There were almost as many reporters at the confab as growers. They came from the Sonoma Business Journal, The Sonoma Index Tribune, The Valley of the Moon, the Bohemian, and the Sonoma Sun. The Business Journal representative wanted to know if some legitimate growers were snitching on outlaw growers to eliminate competition. Ben Blake said that some snitching was going on but that it wasn’t a major trend.

Benziger said that he was irrigating his plants mostly from rain water and not groundwater and that so far the drought had not been a big issue for him. After the panel discussion, he led a tour of his vegetable and herb garden and then took guests into his marijuana patch where the plants towered above the people. “You’re smoking the farm when you smoke Glentucky cannabis,” he said. “It’s important to educate the public through show and tell.” The kind of weed he wanted, he explained, “reduced anxiety and increased awareness.”

Eli Melrod from Solful said that cannabis was once a mysterious crop and that it was important to connect consumers to farmers and educate both groups. The older generation in his own family had become informed. “My mother tells me that pot today smells like flowers,” he said. “She loves it.”
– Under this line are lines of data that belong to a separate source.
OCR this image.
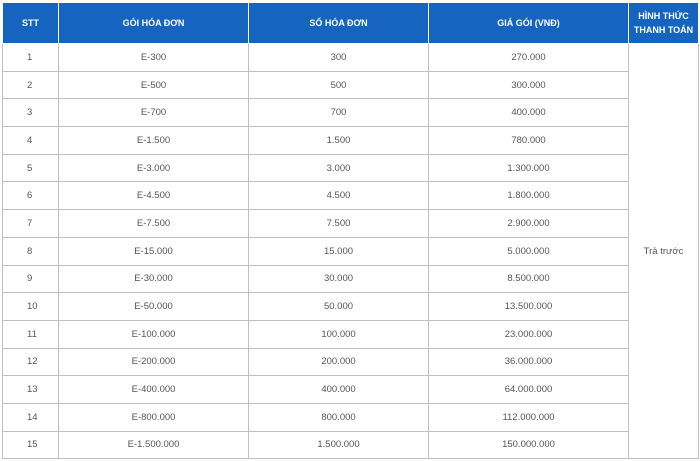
STT	GÓI HÓA ĐƠN	SỐ HÓA ĐƠN	GIÁ GÓI (VNĐ)	HÌNH THỨC
THANH TOÁN

1	E-300	300	270.000	Trả trước
2	E-500	500	300.000	
3	E-700	700	400.000	
4	E-1.500	1.500	780.000	
5	E-3.000	3.000	1.300.000	
6	E-4.500	4.500	1.800.000	
7	E-7.500	7.500	2.900.000	
8	E-15.000	15.000	5.000.000	
9	E-30.000	30.000	8.500.000	
10	E-50.000	50.000	13.500.000	
11	E-100.000	100.000	23.000.000	
12	E-200.000	200.000	36.000.000	
13	E-400.000	400.000	64.000.000	
14	E-800.000	800.000	112.000.000	
15	E-1.500.000	1.500.000	150.000.000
The swag from Solful—hats, water bottles and T-shirts—was cool. The soft drinks and the sandwiches, fruit and vegetables were more than ample. The pot? No one, except David Downs was smoking pot and he was discreet about it. Benziger gave me a small jar with half-a-dozens buds from a stain called “La Bamba.” I took the jar home. I’m saving the weed for a rainy day which I hope comes sooner rather than later.